Giovane e talentuoso il cast vocale, alle prese con i rispettivi ruoli ovviamente per la prima volta: Irina Bogdanova conferma le ottime impressioni lasciate in altre numerose occasioni, il timbro vellutato del soprano, la sicurezza in ogni registro e la perizia nel fraseggio le consentono di rendere un ritratto sfaccettato e vigoroso della giovane Laurie, dalla splendida aria d’ingresso “Once I thought I’d never grew tall as this fence” al commovente addio finale. Altrettanto eccellente è Michael Butler nel ruolo di Martin, risolto con perizia anche nei momenti più ardui.

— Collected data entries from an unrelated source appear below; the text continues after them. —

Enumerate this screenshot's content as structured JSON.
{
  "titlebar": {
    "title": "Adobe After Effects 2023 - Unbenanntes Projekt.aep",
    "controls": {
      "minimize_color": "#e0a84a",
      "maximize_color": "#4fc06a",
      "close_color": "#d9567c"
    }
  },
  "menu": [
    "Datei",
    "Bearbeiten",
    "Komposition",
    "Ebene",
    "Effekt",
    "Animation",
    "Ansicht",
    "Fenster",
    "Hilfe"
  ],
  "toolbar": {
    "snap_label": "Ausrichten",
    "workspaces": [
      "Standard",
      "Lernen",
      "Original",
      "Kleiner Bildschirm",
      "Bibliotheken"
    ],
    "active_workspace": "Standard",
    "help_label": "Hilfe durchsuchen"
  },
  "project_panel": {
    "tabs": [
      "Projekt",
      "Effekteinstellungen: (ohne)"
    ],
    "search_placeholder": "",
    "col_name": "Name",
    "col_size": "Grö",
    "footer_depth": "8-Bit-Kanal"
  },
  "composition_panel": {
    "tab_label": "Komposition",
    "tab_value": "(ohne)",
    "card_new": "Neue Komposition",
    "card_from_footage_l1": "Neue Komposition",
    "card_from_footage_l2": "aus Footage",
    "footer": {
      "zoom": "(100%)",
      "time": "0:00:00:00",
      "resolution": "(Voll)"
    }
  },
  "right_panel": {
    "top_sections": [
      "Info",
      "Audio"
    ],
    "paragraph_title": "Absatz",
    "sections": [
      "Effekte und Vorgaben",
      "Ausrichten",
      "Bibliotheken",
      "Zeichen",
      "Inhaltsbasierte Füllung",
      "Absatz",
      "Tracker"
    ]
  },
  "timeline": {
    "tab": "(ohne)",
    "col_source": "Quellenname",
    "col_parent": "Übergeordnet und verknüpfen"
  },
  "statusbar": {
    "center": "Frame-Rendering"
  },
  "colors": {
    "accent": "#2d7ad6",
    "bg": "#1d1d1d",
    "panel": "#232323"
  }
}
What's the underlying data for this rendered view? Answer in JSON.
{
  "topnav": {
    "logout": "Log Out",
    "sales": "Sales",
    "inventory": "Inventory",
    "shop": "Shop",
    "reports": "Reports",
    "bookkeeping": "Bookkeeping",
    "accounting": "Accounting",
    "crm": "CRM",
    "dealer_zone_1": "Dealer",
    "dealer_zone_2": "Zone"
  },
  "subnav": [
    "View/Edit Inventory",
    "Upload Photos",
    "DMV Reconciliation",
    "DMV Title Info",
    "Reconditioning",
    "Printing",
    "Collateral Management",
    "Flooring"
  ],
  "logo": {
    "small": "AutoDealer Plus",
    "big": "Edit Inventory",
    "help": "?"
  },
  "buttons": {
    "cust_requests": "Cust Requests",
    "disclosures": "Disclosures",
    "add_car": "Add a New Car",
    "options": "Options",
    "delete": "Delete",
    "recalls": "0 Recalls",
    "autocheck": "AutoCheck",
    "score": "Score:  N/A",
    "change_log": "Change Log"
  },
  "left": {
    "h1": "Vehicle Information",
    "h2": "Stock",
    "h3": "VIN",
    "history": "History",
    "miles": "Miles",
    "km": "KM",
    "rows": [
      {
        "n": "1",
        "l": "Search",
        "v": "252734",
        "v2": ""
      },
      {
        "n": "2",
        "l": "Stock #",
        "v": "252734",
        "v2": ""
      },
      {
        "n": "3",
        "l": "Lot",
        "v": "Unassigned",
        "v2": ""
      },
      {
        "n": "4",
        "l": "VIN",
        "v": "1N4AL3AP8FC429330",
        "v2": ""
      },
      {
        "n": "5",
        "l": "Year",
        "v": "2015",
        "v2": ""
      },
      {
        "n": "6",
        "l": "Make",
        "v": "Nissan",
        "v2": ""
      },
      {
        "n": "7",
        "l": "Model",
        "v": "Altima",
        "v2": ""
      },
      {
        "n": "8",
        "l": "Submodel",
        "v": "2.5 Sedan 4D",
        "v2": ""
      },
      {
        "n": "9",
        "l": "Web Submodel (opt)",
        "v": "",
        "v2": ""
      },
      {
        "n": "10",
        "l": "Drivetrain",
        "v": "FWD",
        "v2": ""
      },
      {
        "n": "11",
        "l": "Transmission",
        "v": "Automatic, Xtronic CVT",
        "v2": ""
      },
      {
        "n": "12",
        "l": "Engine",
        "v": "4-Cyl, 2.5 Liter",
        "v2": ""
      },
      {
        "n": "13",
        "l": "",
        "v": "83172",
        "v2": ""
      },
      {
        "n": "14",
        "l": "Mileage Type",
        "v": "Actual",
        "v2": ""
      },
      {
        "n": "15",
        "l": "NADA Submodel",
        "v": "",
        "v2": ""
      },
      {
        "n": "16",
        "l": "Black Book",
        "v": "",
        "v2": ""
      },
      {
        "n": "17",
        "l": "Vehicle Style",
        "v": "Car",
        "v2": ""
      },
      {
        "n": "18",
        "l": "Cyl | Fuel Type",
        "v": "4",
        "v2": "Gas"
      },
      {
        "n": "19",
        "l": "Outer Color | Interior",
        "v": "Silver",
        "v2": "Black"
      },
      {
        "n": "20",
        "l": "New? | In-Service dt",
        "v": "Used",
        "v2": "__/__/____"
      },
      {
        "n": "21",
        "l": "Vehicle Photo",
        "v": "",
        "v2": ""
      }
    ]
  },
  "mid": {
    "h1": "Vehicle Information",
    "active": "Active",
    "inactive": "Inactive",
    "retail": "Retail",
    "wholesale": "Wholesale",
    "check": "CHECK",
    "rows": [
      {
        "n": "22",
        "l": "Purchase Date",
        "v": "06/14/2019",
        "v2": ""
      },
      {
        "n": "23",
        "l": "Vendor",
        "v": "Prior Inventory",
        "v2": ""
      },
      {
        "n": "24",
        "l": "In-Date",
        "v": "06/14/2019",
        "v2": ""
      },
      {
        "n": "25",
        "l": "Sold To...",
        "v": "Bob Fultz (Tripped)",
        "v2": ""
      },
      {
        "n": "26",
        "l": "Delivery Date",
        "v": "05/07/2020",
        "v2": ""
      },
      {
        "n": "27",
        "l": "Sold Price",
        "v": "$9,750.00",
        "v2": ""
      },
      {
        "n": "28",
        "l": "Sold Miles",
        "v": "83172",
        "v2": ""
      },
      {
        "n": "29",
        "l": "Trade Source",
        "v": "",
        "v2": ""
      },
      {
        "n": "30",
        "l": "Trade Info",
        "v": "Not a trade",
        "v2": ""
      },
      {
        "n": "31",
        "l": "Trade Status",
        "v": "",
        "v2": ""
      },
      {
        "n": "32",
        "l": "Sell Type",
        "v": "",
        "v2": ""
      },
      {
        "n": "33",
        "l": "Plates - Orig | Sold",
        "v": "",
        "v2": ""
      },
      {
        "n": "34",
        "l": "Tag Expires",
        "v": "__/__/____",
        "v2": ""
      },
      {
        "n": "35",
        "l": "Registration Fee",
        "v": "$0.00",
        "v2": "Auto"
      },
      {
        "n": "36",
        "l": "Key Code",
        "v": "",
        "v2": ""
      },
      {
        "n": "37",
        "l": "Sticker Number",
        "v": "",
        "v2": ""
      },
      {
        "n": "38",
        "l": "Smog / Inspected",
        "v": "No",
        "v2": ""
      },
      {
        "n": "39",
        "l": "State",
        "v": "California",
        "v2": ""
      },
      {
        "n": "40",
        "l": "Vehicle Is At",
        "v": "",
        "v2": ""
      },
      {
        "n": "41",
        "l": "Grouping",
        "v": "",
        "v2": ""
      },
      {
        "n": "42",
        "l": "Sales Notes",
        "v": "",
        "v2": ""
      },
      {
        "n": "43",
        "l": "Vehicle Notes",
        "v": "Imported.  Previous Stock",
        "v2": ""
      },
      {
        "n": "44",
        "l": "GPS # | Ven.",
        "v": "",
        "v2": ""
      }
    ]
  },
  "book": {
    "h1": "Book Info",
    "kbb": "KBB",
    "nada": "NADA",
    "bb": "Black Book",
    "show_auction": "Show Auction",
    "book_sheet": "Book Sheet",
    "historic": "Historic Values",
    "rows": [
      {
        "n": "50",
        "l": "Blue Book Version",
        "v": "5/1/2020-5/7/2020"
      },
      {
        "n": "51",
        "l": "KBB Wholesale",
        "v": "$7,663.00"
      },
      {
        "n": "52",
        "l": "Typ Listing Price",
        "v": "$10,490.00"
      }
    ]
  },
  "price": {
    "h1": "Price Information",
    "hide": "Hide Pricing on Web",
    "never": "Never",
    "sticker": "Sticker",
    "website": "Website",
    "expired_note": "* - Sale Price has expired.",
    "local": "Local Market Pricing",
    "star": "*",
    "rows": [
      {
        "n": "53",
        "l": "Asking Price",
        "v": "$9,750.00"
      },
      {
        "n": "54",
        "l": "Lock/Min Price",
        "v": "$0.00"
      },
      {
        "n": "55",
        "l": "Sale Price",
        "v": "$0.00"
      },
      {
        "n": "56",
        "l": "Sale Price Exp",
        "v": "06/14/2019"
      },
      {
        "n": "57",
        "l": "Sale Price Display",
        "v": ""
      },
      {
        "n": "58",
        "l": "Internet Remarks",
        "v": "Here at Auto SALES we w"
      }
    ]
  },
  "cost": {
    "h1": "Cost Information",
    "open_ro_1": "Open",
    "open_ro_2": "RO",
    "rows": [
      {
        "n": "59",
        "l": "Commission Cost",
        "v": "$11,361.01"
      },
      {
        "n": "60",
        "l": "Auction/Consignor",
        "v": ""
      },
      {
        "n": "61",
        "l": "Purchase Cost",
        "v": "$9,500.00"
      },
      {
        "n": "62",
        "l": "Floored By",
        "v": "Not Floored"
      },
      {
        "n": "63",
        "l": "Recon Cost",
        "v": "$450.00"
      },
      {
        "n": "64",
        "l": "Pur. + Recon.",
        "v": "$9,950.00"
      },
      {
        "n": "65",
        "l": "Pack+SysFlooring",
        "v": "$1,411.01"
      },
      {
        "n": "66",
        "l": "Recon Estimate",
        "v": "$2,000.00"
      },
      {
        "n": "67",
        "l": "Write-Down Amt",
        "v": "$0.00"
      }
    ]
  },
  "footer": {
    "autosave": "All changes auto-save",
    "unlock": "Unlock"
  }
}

Il giovane tenore americano conquista quindi per musicalità, squillo e charme della resa attoriale, e forma una riuscitissima coppia scenica naturalmente con Irina Bogdanova ma anche con Andres Cascante, bravissimo interprete del ruolo di Top. Il duo al suo ingresso fa tornare alla mente il Gatto e la Volpe di Collodiana memoria con i loro duetti/presentazione vivaci e dalle tinte folk. La bella voce baritonale di Cascante ben complementa e supporta quella di Butler e convince appieno in ogni momento. La tormentata Ma di Laurie è la Ksenia Chubunova che abbiamo anche imparato a conoscere durante la sua permanenza nel Regio Ensemble. La voce ha un impasto timbrico irresistibile e convince appieno anche il coté attoriale della sua performance.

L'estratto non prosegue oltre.